By: Derek Hawkins//February 8, 2016//
7th Circuit Court of Appeals
Case Name: Terry Deets v. Massman Construction Company, et al.
Case No.: 15-1411
Officials: WOOD, Chief Judge, and POSNER and WILLIAMS, Circuit Judges.
Focus: Racial Discrimination – Title VII
Factual dispute exists as to whether appellant layoff has racial implications. Summary judgment grant is reversed.
“We are puzzled by the district court’s conclusion that Todt’s statement related directly to his decision not to rehire Deets rather than his decision to terminate Deets. True, in or‐ der for a statement to be probative of discriminatory intent, it must be “related to the employment decision in question.” Robin v. Espo Eng’g Corp., 200 F.3d 1081, 1089 (7th Cir. 2000) (internal quotations marks omitted).

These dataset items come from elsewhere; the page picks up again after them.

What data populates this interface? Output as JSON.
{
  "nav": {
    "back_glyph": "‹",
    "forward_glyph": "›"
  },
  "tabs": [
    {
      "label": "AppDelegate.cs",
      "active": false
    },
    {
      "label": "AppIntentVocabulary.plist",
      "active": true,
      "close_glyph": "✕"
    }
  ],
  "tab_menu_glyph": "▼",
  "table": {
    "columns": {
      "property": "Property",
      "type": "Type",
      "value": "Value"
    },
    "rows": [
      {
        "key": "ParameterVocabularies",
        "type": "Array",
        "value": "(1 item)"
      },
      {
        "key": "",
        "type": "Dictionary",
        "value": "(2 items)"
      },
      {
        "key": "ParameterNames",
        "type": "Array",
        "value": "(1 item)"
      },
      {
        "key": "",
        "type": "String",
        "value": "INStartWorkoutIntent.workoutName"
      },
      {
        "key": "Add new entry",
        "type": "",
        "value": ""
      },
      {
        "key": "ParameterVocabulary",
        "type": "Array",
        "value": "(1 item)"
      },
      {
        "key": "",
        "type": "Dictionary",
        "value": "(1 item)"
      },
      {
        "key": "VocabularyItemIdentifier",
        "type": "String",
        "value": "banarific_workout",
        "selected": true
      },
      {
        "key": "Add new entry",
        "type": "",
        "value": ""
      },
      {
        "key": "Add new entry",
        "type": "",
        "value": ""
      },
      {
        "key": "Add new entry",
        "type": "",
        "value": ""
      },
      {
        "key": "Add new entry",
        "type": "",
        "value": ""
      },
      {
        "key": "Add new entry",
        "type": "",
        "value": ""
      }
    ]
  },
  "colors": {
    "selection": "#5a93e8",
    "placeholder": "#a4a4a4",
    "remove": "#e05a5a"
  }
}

But Todt made the statement at the time he informed Deets he was being laid off, see Oest v. Ill. Dept. of Corr., 240 F.3d 605, 611 (7th Cir. 2001) (explaining that a statement’s “temporal proximity” to the adverse action “is often crucial” when determining whether statement qualified as direct evidence of discrimination), and directly in response to Deets’s inquiry about the basis for his termination. We are similarly puzzled by the defendants’ contention at oral argument that the motivation behind Deets’s layoff was immaterial because he was not entitled to work on the Liebherr crane when it went back into service. The parties do not dispute that Deets had lost seniority on that machine when it went out of service. But just because Deets was not entitled to that position does not permit MTA to lay him off because of his race. Title VII applies even to at‐will emplo ment and does not permit an employer either to fail to hire or to fire workers based on race. See Green v. Am. Fed’n of Teachers/Illinois Fed’n of Teachers Local 604, 740 F.3d 1104, 1105 (7th Cir. 2014); Loucks v. Star City Glass Co., 551 F.2d 745, 747–48 (7th Cir. 1977).”